Card networks have been the leading players of the payment world since the 1960s. Despite the rapid involvement of new and challenging players, they have maintained their dominance throughout decades and come this far by adding up new offerings with constant innovations. However, especially after the 2010s, the emergence and widespread use of new digital assets have fundamentally changed the game, forcing card companies to reposition themselves.
Card networks basically handle the authorization and processing of transactions made through cards. They transfer information between acquiring and issuing banks to decide where and if a user can make a purchase. In other words, the network a card operates in dictates where its users can make transactions.
Visa is currently the largest credit card network in the world, with its 3.5 billion cards in circulation globally in 2020. In the same year, Visa’s global credit and debit payment volume was worth $11.4 trillion.
Mastercard is the second-largest, with 2.3 billion cards circulating worldwide and $4.7 trillion of global purchase volume in 2020.
Although they are still quite dominant in payments, their powerful position is at stake due to the emergence of new financial paradigms.
Open banking is a system in which third-party providers integrate with banks and other financial institutions through APIs, allowing open access to financial data and new transaction options.
The global payments made through open banking were $4 billion in 2021. By 2026, the number is expected to hit $116 billion, indicating a major acceleration. Payments made through open banking functionality have strong potential to end the dominance of credit cards for making payments.
Stablecoins, one the other hand, emerged as another quantum jump besides open banking. In addition to offering all the advantages of cryptocurrencies, they are also stable, making them more capable of serving as a means of payment and store of value.
Well aware of the risks and opportunities, card networks are rapidly developing new programs and acquiring fintechs to keep up with the transformation of the financial system.
Visa has started a Fintech Fast Track Program for startups in the funding stage in 2019. It offers startup incentives, faster onboarding, and dedicated expertise and support with this program, allowing startups to take advantage of Visa’s extensive capabilities and network.
In 2020, Circle joined the program to issue a Visa corporate card enabling businesses to make transactions with USDC. In this way, the Circle platform will provide support for USDC payouts to Visa’s network of e-wallets.
Visa also partnered with Anchorage, a digital asset bank it invested in, to provide crypto custody and allow customers to buy and sell digital assets. Shortly after that, in March 2021, the company announced accepting the first settlement payment in USDC.

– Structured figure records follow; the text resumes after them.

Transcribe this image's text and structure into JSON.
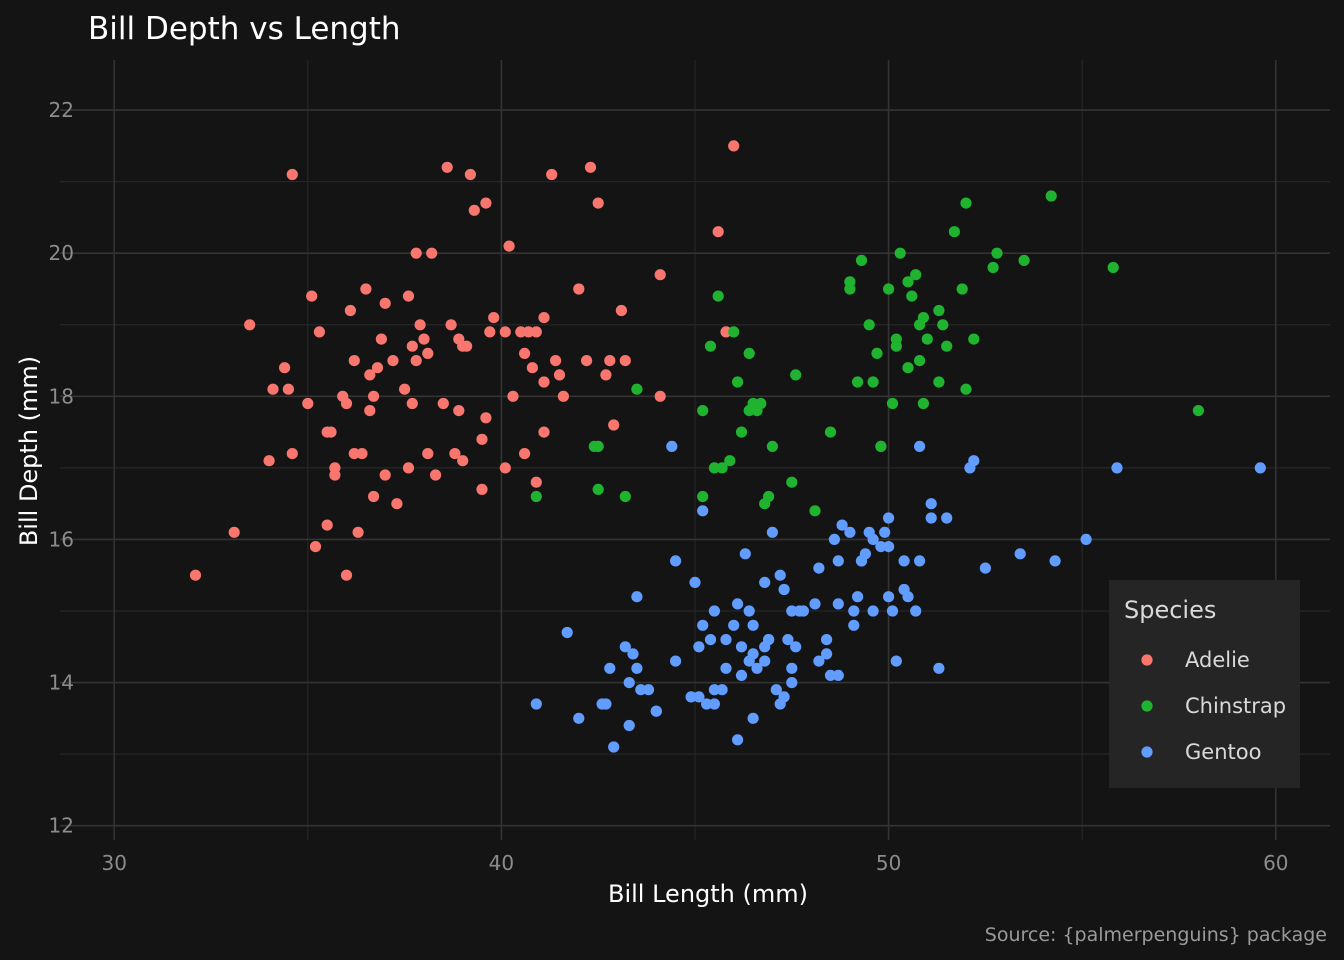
{
  "chart_data": {
    "type": "scatter",
    "title": "Bill Depth vs Length",
    "xlabel": "Bill Length (mm)",
    "ylabel": "Bill Depth (mm)",
    "caption": "Source: {palmerpenguins} package",
    "xlim": [
      28.6,
      61.4
    ],
    "ylim": [
      11.8,
      22.7
    ],
    "x_ticks": [
      30,
      40,
      50,
      60
    ],
    "y_ticks": [
      12,
      14,
      16,
      18,
      20,
      22
    ],
    "grid": true,
    "legend": {
      "title": "Species",
      "position": "bottom-right"
    },
    "series": [
      {
        "name": "Adelie",
        "color": "#F8766D",
        "points": [
          [
            32.1,
            15.5
          ],
          [
            33.1,
            16.1
          ],
          [
            33.5,
            19.0
          ],
          [
            34.0,
            17.1
          ],
          [
            34.1,
            18.1
          ],
          [
            34.4,
            18.4
          ],
          [
            34.5,
            18.1
          ],
          [
            34.6,
            21.1
          ],
          [
            34.6,
            17.2
          ],
          [
            35.0,
            17.9
          ],
          [
            35.1,
            19.4
          ],
          [
            35.2,
            15.9
          ],
          [
            35.3,
            18.9
          ],
          [
            35.5,
            16.2
          ],
          [
            35.5,
            17.5
          ],
          [
            35.6,
            17.5
          ],
          [
            35.7,
            16.9
          ],
          [
            35.7,
            17.0
          ],
          [
            35.9,
            18.0
          ],
          [
            36.0,
            15.5
          ],
          [
            36.1,
            19.2
          ],
          [
            36.2,
            17.2
          ],
          [
            36.2,
            18.5
          ],
          [
            36.3,
            16.1
          ],
          [
            36.4,
            17.2
          ],
          [
            36.5,
            19.5
          ],
          [
            36.6,
            18.3
          ],
          [
            36.7,
            16.6
          ],
          [
            36.7,
            18.0
          ],
          [
            36.8,
            18.4
          ],
          [
            36.9,
            18.8
          ],
          [
            37.0,
            19.3
          ],
          [
            37.0,
            16.9
          ],
          [
            37.2,
            18.5
          ],
          [
            37.3,
            16.5
          ],
          [
            37.5,
            18.1
          ],
          [
            37.6,
            19.4
          ],
          [
            37.7,
            17.9
          ],
          [
            37.8,
            18.5
          ],
          [
            37.9,
            19.0
          ],
          [
            37.8,
            20.0
          ],
          [
            38.0,
            18.8
          ],
          [
            38.1,
            18.6
          ],
          [
            38.1,
            17.2
          ],
          [
            38.2,
            20.0
          ],
          [
            38.3,
            16.9
          ],
          [
            38.6,
            21.2
          ],
          [
            38.7,
            19.0
          ],
          [
            38.8,
            17.2
          ],
          [
            38.9,
            18.8
          ],
          [
            39.0,
            18.7
          ],
          [
            39.1,
            18.7
          ],
          [
            39.2,
            21.1
          ],
          [
            39.3,
            20.6
          ],
          [
            39.5,
            17.4
          ],
          [
            39.6,
            20.7
          ],
          [
            39.7,
            18.9
          ],
          [
            39.8,
            19.1
          ],
          [
            40.1,
            18.9
          ],
          [
            40.2,
            20.1
          ],
          [
            40.3,
            18.0
          ],
          [
            40.5,
            18.9
          ],
          [
            40.6,
            18.6
          ],
          [
            40.7,
            18.9
          ],
          [
            40.8,
            18.4
          ],
          [
            40.9,
            18.9
          ],
          [
            41.1,
            18.2
          ],
          [
            41.1,
            19.1
          ],
          [
            41.3,
            21.1
          ],
          [
            41.4,
            18.5
          ],
          [
            41.5,
            18.3
          ],
          [
            41.6,
            18.0
          ],
          [
            42.0,
            19.5
          ],
          [
            42.2,
            18.5
          ],
          [
            42.3,
            21.2
          ],
          [
            42.5,
            20.7
          ],
          [
            42.8,
            18.5
          ],
          [
            43.1,
            19.2
          ],
          [
            43.2,
            18.5
          ],
          [
            44.1,
            19.7
          ],
          [
            44.1,
            18.0
          ],
          [
            45.6,
            20.3
          ],
          [
            45.8,
            18.9
          ],
          [
            46.0,
            21.5
          ],
          [
            36.6,
            17.8
          ],
          [
            37.7,
            18.7
          ],
          [
            38.5,
            17.9
          ],
          [
            39.6,
            17.7
          ],
          [
            40.6,
            17.2
          ],
          [
            41.1,
            17.5
          ],
          [
            42.7,
            18.3
          ],
          [
            39.0,
            17.1
          ],
          [
            38.9,
            17.8
          ],
          [
            39.5,
            16.7
          ],
          [
            40.9,
            16.8
          ],
          [
            37.6,
            17.0
          ],
          [
            36.0,
            17.9
          ],
          [
            42.9,
            17.6
          ],
          [
            40.1,
            17.0
          ]
        ]
      },
      {
        "name": "Chinstrap",
        "color": "#1FB32F",
        "points": [
          [
            40.9,
            16.6
          ],
          [
            42.4,
            17.3
          ],
          [
            42.5,
            17.3
          ],
          [
            42.5,
            16.7
          ],
          [
            43.2,
            16.6
          ],
          [
            43.5,
            18.1
          ],
          [
            45.2,
            16.6
          ],
          [
            45.2,
            17.8
          ],
          [
            45.4,
            18.7
          ],
          [
            45.6,
            19.4
          ],
          [
            45.7,
            17.0
          ],
          [
            45.9,
            17.1
          ],
          [
            46.0,
            18.9
          ],
          [
            46.1,
            18.2
          ],
          [
            46.2,
            17.5
          ],
          [
            46.4,
            18.6
          ],
          [
            46.5,
            17.9
          ],
          [
            46.6,
            17.8
          ],
          [
            46.7,
            17.9
          ],
          [
            46.8,
            16.5
          ],
          [
            46.9,
            16.6
          ],
          [
            47.0,
            17.3
          ],
          [
            47.5,
            16.8
          ],
          [
            47.6,
            18.3
          ],
          [
            48.1,
            16.4
          ],
          [
            48.5,
            17.5
          ],
          [
            49.0,
            19.5
          ],
          [
            49.0,
            19.6
          ],
          [
            49.2,
            18.2
          ],
          [
            49.3,
            19.9
          ],
          [
            49.5,
            19.0
          ],
          [
            49.6,
            18.2
          ],
          [
            49.7,
            18.6
          ],
          [
            49.8,
            17.3
          ],
          [
            50.0,
            19.5
          ],
          [
            50.1,
            17.9
          ],
          [
            50.2,
            18.8
          ],
          [
            50.3,
            20.0
          ],
          [
            50.5,
            18.4
          ],
          [
            50.5,
            19.6
          ],
          [
            50.6,
            19.4
          ],
          [
            50.7,
            19.7
          ],
          [
            50.8,
            18.5
          ],
          [
            50.9,
            19.1
          ],
          [
            51.0,
            18.8
          ],
          [
            51.3,
            18.2
          ],
          [
            51.3,
            19.2
          ],
          [
            51.4,
            19.0
          ],
          [
            51.5,
            18.7
          ],
          [
            51.7,
            20.3
          ],
          [
            51.9,
            19.5
          ],
          [
            52.0,
            18.1
          ],
          [
            52.0,
            20.7
          ],
          [
            52.2,
            18.8
          ],
          [
            52.7,
            19.8
          ],
          [
            52.8,
            20.0
          ],
          [
            53.5,
            19.9
          ],
          [
            54.2,
            20.8
          ],
          [
            55.8,
            19.8
          ],
          [
            58.0,
            17.8
          ],
          [
            45.5,
            17.0
          ],
          [
            46.4,
            17.8
          ],
          [
            50.8,
            19.0
          ],
          [
            50.2,
            18.7
          ],
          [
            50.9,
            17.9
          ],
          [
            49.8,
            17.3
          ]
        ]
      },
      {
        "name": "Gentoo",
        "color": "#619CFF",
        "points": [
          [
            40.9,
            13.7
          ],
          [
            41.7,
            14.7
          ],
          [
            42.0,
            13.5
          ],
          [
            42.6,
            13.7
          ],
          [
            42.7,
            13.7
          ],
          [
            42.8,
            14.2
          ],
          [
            42.9,
            13.1
          ],
          [
            43.2,
            14.5
          ],
          [
            43.3,
            13.4
          ],
          [
            43.3,
            14.0
          ],
          [
            43.4,
            14.4
          ],
          [
            43.5,
            15.2
          ],
          [
            43.5,
            14.2
          ],
          [
            43.6,
            13.9
          ],
          [
            43.8,
            13.9
          ],
          [
            44.0,
            13.6
          ],
          [
            44.4,
            17.3
          ],
          [
            44.5,
            14.3
          ],
          [
            44.5,
            15.7
          ],
          [
            44.9,
            13.8
          ],
          [
            45.0,
            15.4
          ],
          [
            45.1,
            14.5
          ],
          [
            45.2,
            14.8
          ],
          [
            45.2,
            16.4
          ],
          [
            45.3,
            13.7
          ],
          [
            45.4,
            14.6
          ],
          [
            45.5,
            13.7
          ],
          [
            45.5,
            13.9
          ],
          [
            45.7,
            13.9
          ],
          [
            45.8,
            14.2
          ],
          [
            46.1,
            13.2
          ],
          [
            46.1,
            15.1
          ],
          [
            46.2,
            14.5
          ],
          [
            46.2,
            14.1
          ],
          [
            46.3,
            15.8
          ],
          [
            46.4,
            15.0
          ],
          [
            46.4,
            14.3
          ],
          [
            46.5,
            14.8
          ],
          [
            46.5,
            13.5
          ],
          [
            46.6,
            14.2
          ],
          [
            46.8,
            14.3
          ],
          [
            46.8,
            15.4
          ],
          [
            46.9,
            14.6
          ],
          [
            47.2,
            15.5
          ],
          [
            47.3,
            15.3
          ],
          [
            47.4,
            14.6
          ],
          [
            47.5,
            14.2
          ],
          [
            47.5,
            15.0
          ],
          [
            47.6,
            14.5
          ],
          [
            47.7,
            15.0
          ],
          [
            47.8,
            15.0
          ],
          [
            48.1,
            15.1
          ],
          [
            48.2,
            14.3
          ],
          [
            48.2,
            15.6
          ],
          [
            48.4,
            14.4
          ],
          [
            48.4,
            14.6
          ],
          [
            48.5,
            14.1
          ],
          [
            48.7,
            14.1
          ],
          [
            48.7,
            15.1
          ],
          [
            48.8,
            16.2
          ],
          [
            49.0,
            16.1
          ],
          [
            49.1,
            14.8
          ],
          [
            49.1,
            15.0
          ],
          [
            49.2,
            15.2
          ],
          [
            49.3,
            15.7
          ],
          [
            49.4,
            15.8
          ],
          [
            49.5,
            16.1
          ],
          [
            49.6,
            15.0
          ],
          [
            49.6,
            16.0
          ],
          [
            49.8,
            15.9
          ],
          [
            49.9,
            16.1
          ],
          [
            50.0,
            15.2
          ],
          [
            50.0,
            15.9
          ],
          [
            50.1,
            15.0
          ],
          [
            50.2,
            14.3
          ],
          [
            50.4,
            15.3
          ],
          [
            50.5,
            15.2
          ],
          [
            50.7,
            15.0
          ],
          [
            50.8,
            15.7
          ],
          [
            50.8,
            17.3
          ],
          [
            51.1,
            16.3
          ],
          [
            51.1,
            16.5
          ],
          [
            51.3,
            14.2
          ],
          [
            51.5,
            16.3
          ],
          [
            52.1,
            17.0
          ],
          [
            52.2,
            17.1
          ],
          [
            52.5,
            15.6
          ],
          [
            53.4,
            15.8
          ],
          [
            54.3,
            15.7
          ],
          [
            55.1,
            16.0
          ],
          [
            55.9,
            17.0
          ],
          [
            59.6,
            17.0
          ],
          [
            45.1,
            13.8
          ],
          [
            45.8,
            14.6
          ],
          [
            46.5,
            14.4
          ],
          [
            46.9,
            14.6
          ],
          [
            47.0,
            16.1
          ],
          [
            47.2,
            13.7
          ],
          [
            47.3,
            13.8
          ],
          [
            48.6,
            16.0
          ],
          [
            50.4,
            15.7
          ],
          [
            45.5,
            15.0
          ],
          [
            46.0,
            14.8
          ],
          [
            47.5,
            14.0
          ],
          [
            46.8,
            14.5
          ],
          [
            47.1,
            13.9
          ],
          [
            50.0,
            16.3
          ],
          [
            48.7,
            15.7
          ],
          [
            49.3,
            15.7
          ],
          [
            44.0,
            13.6
          ]
        ]
      }
    ]
  }
}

Mastercard also developed an award-winning program, Start Path Crypto, connecting crypto startups to Mastercard’s global ecosystem. Startups can both join the vast network and benefit from the expertise of Mastercard through events, workshops, and feedback sessions. Although the name suggests a broad coverage, Mastercard made it clear that it only intends to bring stablecoins into its network for now.
In July 2021, Mastercard announced a partnership with Circle, Evolve Bank & Trust, and Paxos Trust Co to enhance its card program for crypto wallets and exchanges. It also took a step forward by acquiring CipherTrace, a cryptocurrency intelligence company, to enhance its crypto capabilities.
By building partnerships and collaborations, acquiring fintechs, improving technology, and sharing expertise, card companies are making it easier for people and institutions to use stablecoins in payments. All these initiatives towards embracing stablecoins represent a historical milestone, underlining an unmistakable trend.
Both Visa and Mastercard announced they had chosen USDC as the first crypto asset to offer their clients. They are clearly betting on USDC for settlements, for it measures up against the criteria of demand, stability, security, and compliance.
As the threat of open banking remains intact, stablecoins are offering more than survival for card networks. They are bringing an opportunity to fundamentally transform and align with the inevitable future.
Offering direct stablecoin transfers between e-wallets has the potential to position card networks in the right way - not against open banking, but beside it, to enable further growth and constant innovation.